It’s fair to say that 1972 was a year of major transition for British proggers Fields.
Vocalist and bass player Alan Barry had departed after their eponymous debut album in order to pursue a solo career (he would show up again in 1977, as part of EMI-signed soft rockers King Harry), and former Supertramp man Frank Farrell (who’d played on the Indelibly Stamped album) was drafted in in his stead. Then, as the new line-up were three-quarters of the way through recording a follow-up, an American management team were deployed to CBS Records in London. The British incumbents were promptly shown the door, and Fields were unceremoniously dropped, the tapes shelved and left to gather dust for more than four decades.
Contrasts: Urban Roar To Country Peace is ostensibly a concept album charting keyboard player Graham Field’s relocation from Battersea to the Buckinghamshire village of Iver (the album starts with police sirens, proceeds via chugging steam train, and by album closer Storm the birds are twittering). It’s not the grandest of concepts, perhaps, but it suits the pastoral, occasionally folksy feel of the album.

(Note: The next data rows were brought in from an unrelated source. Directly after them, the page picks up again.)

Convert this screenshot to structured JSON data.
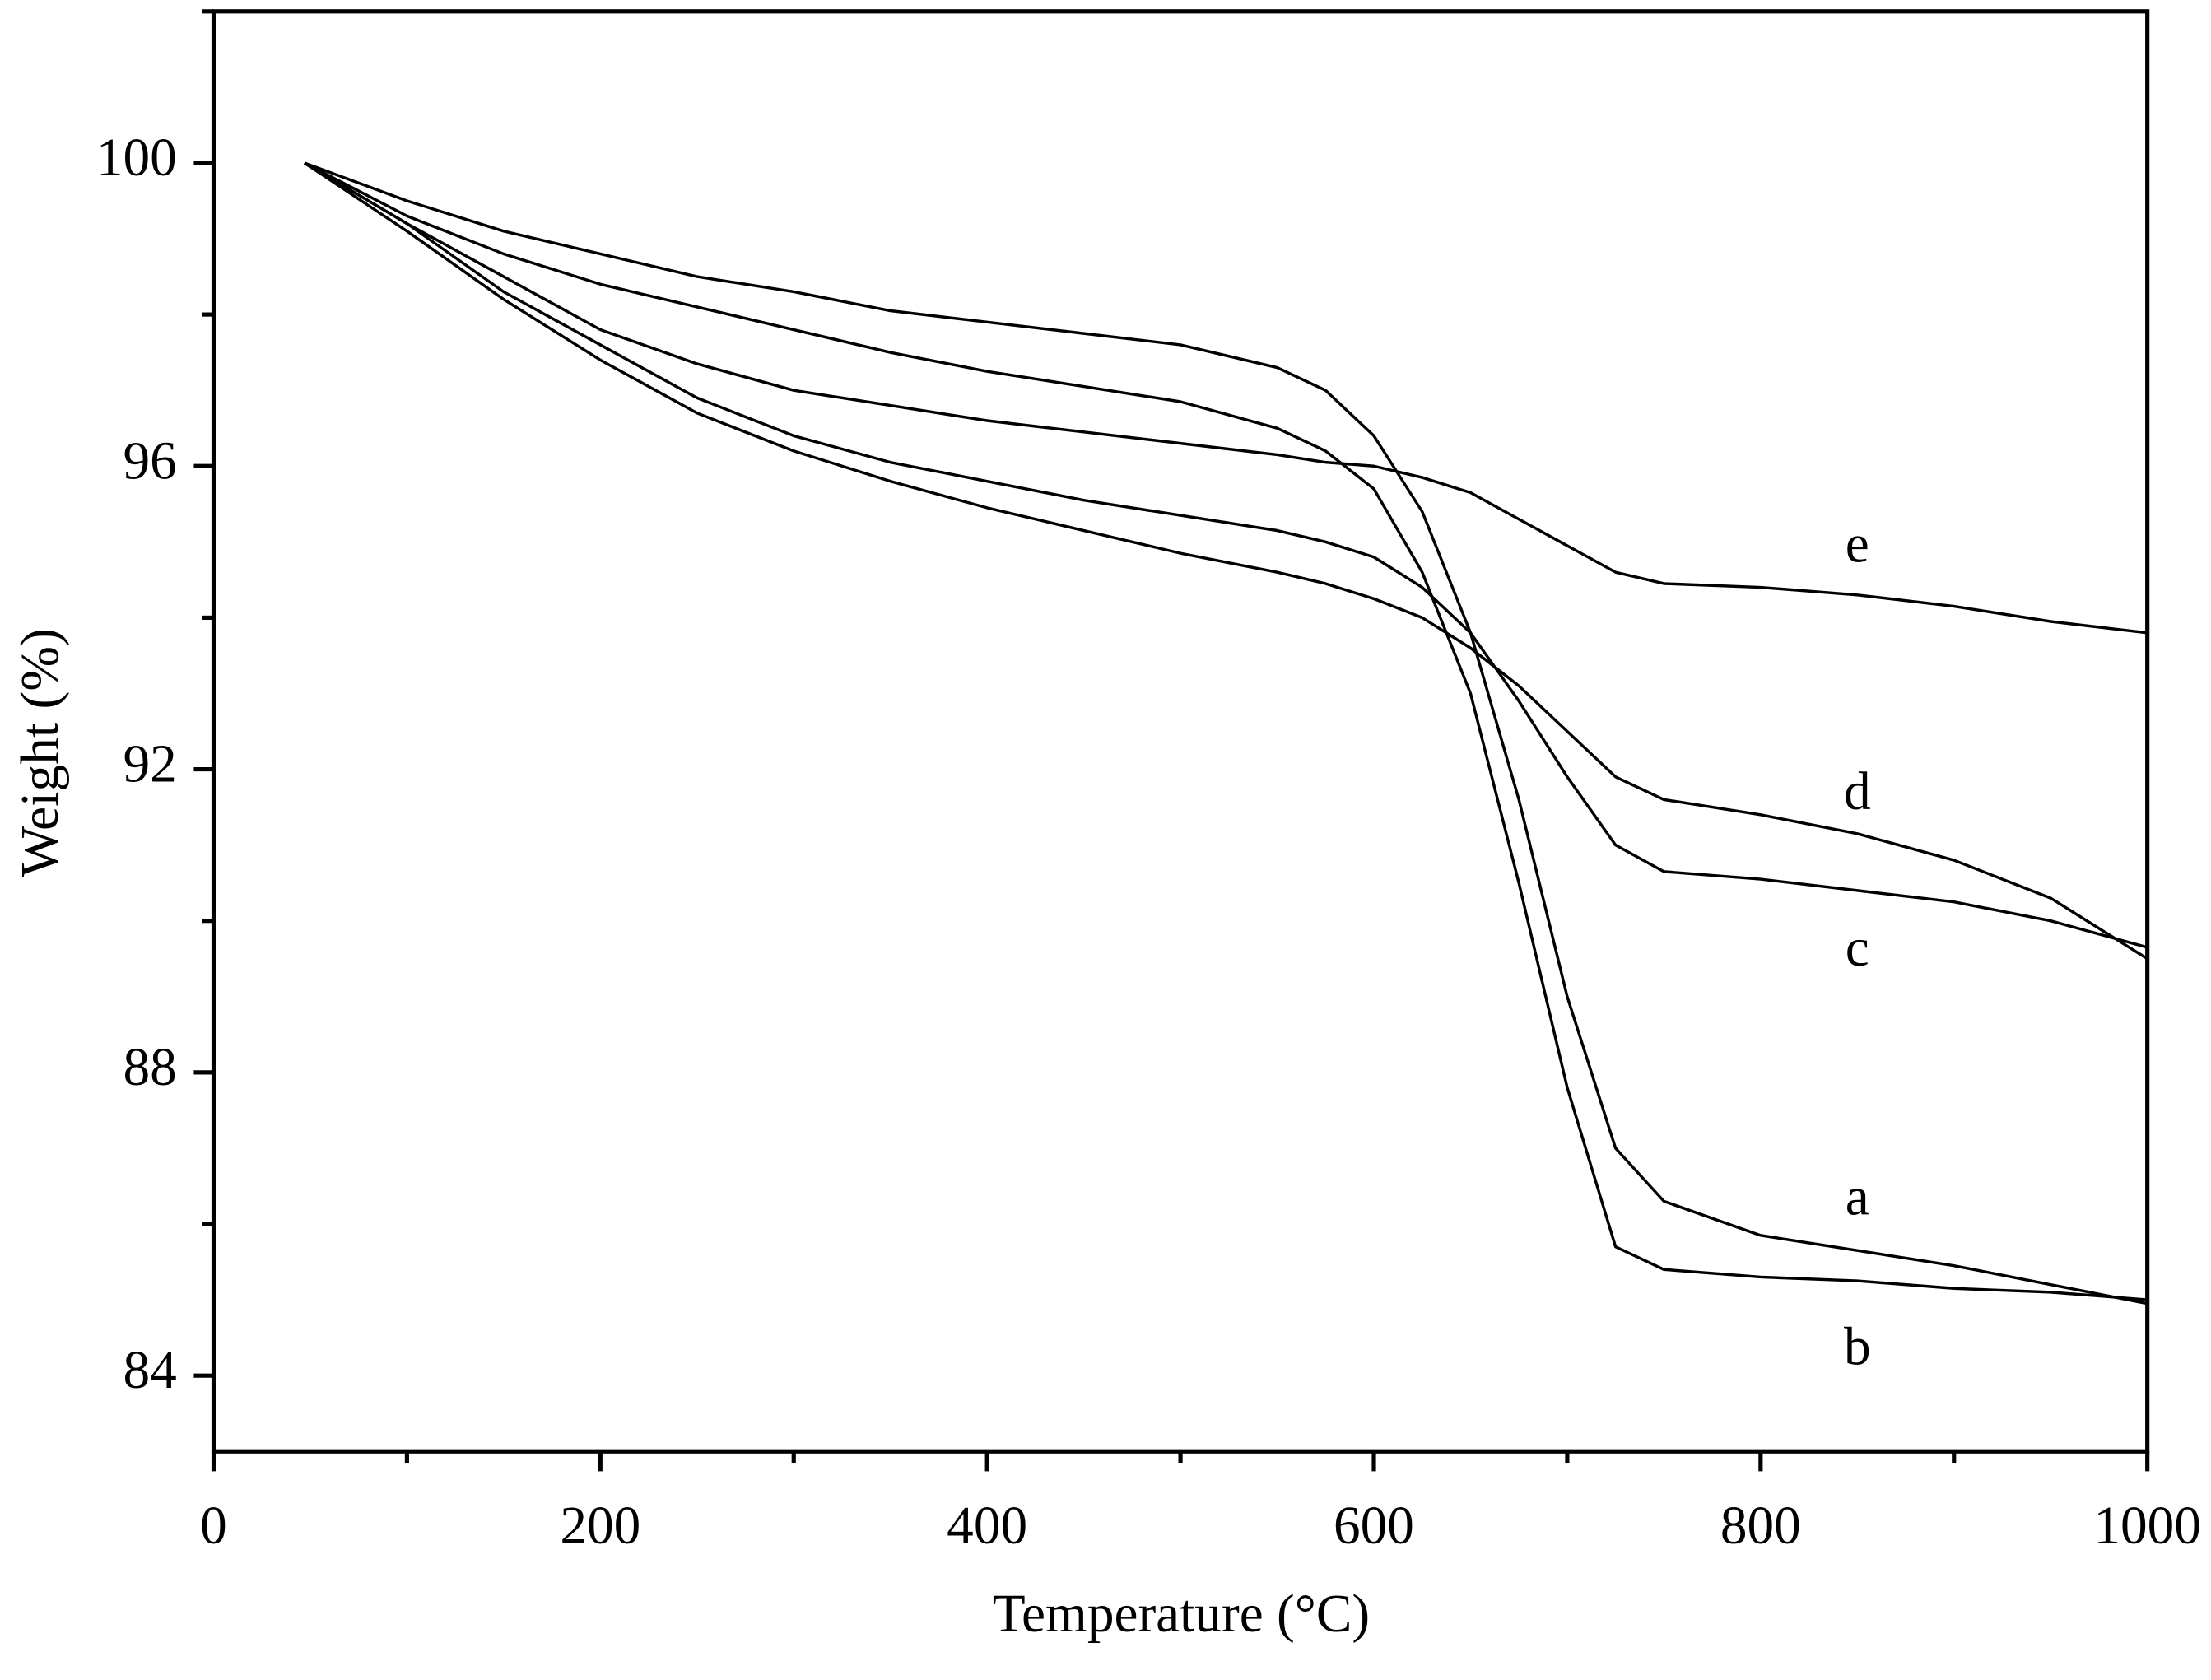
{
  "chart_data": {
    "type": "line",
    "x_label": "Temperature (°C)",
    "y_label": "Weight (%)",
    "xlim": [
      0,
      1000
    ],
    "ylim": [
      83,
      102
    ],
    "xticks": [
      0,
      200,
      400,
      600,
      800,
      1000
    ],
    "yticks": [
      84,
      88,
      92,
      96,
      100
    ],
    "xminorticks": [
      100,
      300,
      500,
      700,
      900
    ],
    "yminorticks": [
      86,
      90,
      94,
      98,
      102
    ],
    "grid": false,
    "x": [
      47,
      100,
      150,
      200,
      250,
      300,
      350,
      400,
      450,
      500,
      550,
      575,
      600,
      625,
      650,
      675,
      700,
      725,
      750,
      800,
      850,
      900,
      950,
      1000
    ],
    "series": [
      {
        "name": "a",
        "color": "#000000",
        "values": [
          100,
          99.5,
          99.1,
          98.8,
          98.5,
          98.3,
          98.05,
          97.9,
          97.75,
          97.6,
          97.3,
          97.0,
          96.4,
          95.4,
          93.8,
          91.6,
          89.0,
          87.0,
          86.3,
          85.85,
          85.65,
          85.45,
          85.2,
          84.95
        ]
      },
      {
        "name": "b",
        "color": "#000000",
        "values": [
          100,
          99.3,
          98.8,
          98.4,
          98.1,
          97.8,
          97.5,
          97.25,
          97.05,
          96.85,
          96.5,
          96.2,
          95.7,
          94.6,
          93.0,
          90.5,
          87.8,
          85.7,
          85.4,
          85.3,
          85.25,
          85.15,
          85.1,
          85.0
        ]
      },
      {
        "name": "c",
        "color": "#000000",
        "values": [
          100,
          99.2,
          98.3,
          97.6,
          96.9,
          96.4,
          96.05,
          95.8,
          95.55,
          95.35,
          95.15,
          95.0,
          94.8,
          94.4,
          93.8,
          92.9,
          91.9,
          91.0,
          90.65,
          90.55,
          90.4,
          90.25,
          90.0,
          89.65
        ]
      },
      {
        "name": "d",
        "color": "#000000",
        "values": [
          100,
          99.1,
          98.2,
          97.4,
          96.7,
          96.2,
          95.8,
          95.45,
          95.15,
          94.85,
          94.6,
          94.45,
          94.25,
          94.0,
          93.6,
          93.1,
          92.5,
          91.9,
          91.6,
          91.4,
          91.15,
          90.8,
          90.3,
          89.5
        ]
      },
      {
        "name": "e",
        "color": "#000000",
        "values": [
          100,
          99.2,
          98.5,
          97.8,
          97.35,
          97.0,
          96.8,
          96.6,
          96.45,
          96.3,
          96.15,
          96.05,
          96.0,
          95.85,
          95.65,
          95.3,
          94.95,
          94.6,
          94.45,
          94.4,
          94.3,
          94.15,
          93.95,
          93.8
        ]
      }
    ]
  }
}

Opener Let Her Sleep features plenty of classically-inspired Keith Emersonisms, Andy McCulloch’s scattergun drumming is inspired throughout, but it’s actually the less proggy moments that impress most. Someone To Trust is mournful, beautifully composed blues that hits the middle ground between All Things Must Pass-era George Harrison and John Lennon at his most fraught, and is absolutely gorgeous. And The Old Canal, a wistful piano ballad backed by wandering violin, is similarly lovely.
On the downside, Farrell’s vocals on Wedding Bells are stretched beyond what’s naturally comfortable for him, and the three newly-discovered demo tracks tacked onto the end of the release don’t really add much. But these are minor quibbles: Contrasts is clearly an album that deserved to be released first time round.